The variable elimination algorithm is called that as ut eliminate variables one by one and by that decreases the number of caculations being done. The process includes a few simple steps:
- Turn CPTs into factors, this is done by deleting all irrelevant rows and columns.
- If one of the factors is one valued we can disregard it.
- Go over hiddens: 3.1 Pick hidden H 3.2 Join all factors that contain H 3.3 Eliminate H by summing out the rows and deleting its column 3.4 If factor becomes one value disregard it.
We were given an XML file which we had to read the network from (an example is also found in this project). After having read the XML the next step was creating the network and connecting all nodes and then implementing all 3 algorithms.

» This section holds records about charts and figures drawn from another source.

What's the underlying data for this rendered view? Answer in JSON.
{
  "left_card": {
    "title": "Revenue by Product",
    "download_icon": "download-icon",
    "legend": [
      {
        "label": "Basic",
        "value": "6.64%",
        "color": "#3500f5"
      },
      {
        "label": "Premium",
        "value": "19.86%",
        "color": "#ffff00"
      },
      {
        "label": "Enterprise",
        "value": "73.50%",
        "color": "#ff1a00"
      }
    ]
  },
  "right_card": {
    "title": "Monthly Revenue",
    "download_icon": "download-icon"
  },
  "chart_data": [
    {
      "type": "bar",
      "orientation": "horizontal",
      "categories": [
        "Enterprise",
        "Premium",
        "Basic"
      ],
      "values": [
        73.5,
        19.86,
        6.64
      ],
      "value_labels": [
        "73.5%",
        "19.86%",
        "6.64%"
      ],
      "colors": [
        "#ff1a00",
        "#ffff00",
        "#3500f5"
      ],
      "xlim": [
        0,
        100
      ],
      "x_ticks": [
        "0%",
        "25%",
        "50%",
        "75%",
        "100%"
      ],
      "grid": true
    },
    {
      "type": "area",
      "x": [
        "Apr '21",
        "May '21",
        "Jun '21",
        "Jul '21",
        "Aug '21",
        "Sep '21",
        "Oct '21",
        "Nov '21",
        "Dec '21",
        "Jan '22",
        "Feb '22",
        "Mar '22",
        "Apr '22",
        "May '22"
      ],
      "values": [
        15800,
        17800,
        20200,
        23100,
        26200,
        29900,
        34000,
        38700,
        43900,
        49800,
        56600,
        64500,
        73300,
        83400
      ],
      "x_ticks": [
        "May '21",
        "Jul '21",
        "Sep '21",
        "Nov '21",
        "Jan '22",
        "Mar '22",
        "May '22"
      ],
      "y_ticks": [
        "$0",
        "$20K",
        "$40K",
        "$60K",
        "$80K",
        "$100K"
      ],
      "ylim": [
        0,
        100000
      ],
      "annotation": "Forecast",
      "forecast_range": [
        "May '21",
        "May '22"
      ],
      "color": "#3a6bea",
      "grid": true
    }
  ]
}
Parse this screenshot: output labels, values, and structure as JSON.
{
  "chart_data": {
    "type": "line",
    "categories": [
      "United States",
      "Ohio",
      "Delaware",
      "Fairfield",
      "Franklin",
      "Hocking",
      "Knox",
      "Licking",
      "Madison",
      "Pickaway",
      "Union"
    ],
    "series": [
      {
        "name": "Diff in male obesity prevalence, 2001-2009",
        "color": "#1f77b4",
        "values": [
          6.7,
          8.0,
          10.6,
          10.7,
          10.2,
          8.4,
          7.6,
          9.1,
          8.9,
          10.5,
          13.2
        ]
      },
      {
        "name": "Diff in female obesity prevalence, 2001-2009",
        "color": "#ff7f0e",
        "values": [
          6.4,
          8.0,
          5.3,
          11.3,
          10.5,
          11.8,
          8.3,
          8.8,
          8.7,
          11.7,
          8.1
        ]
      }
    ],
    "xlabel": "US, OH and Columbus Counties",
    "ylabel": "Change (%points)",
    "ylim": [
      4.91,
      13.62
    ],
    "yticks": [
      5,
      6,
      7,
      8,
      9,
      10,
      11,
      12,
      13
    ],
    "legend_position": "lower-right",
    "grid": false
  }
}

As well as printing the probability of a given query we also had to print the number of additions and multiplications that took place in the calculation. Note that if the query is found as is in the CPTs (meaning that the event and givens are all found in the same CTP) we had to return it instantly without doing any caloculations. When printing the outcomes we note a great decrease between the first and second algorithm, between the second and third there was also a decrease in number of calculations however, since it was a heuristic algorithm sometimes it did better than algo 2 and sometimes worst.
The third algorithm could've been better if when there are two variables of tables the same size it would eliminate them alphabetically and not randomly as I did.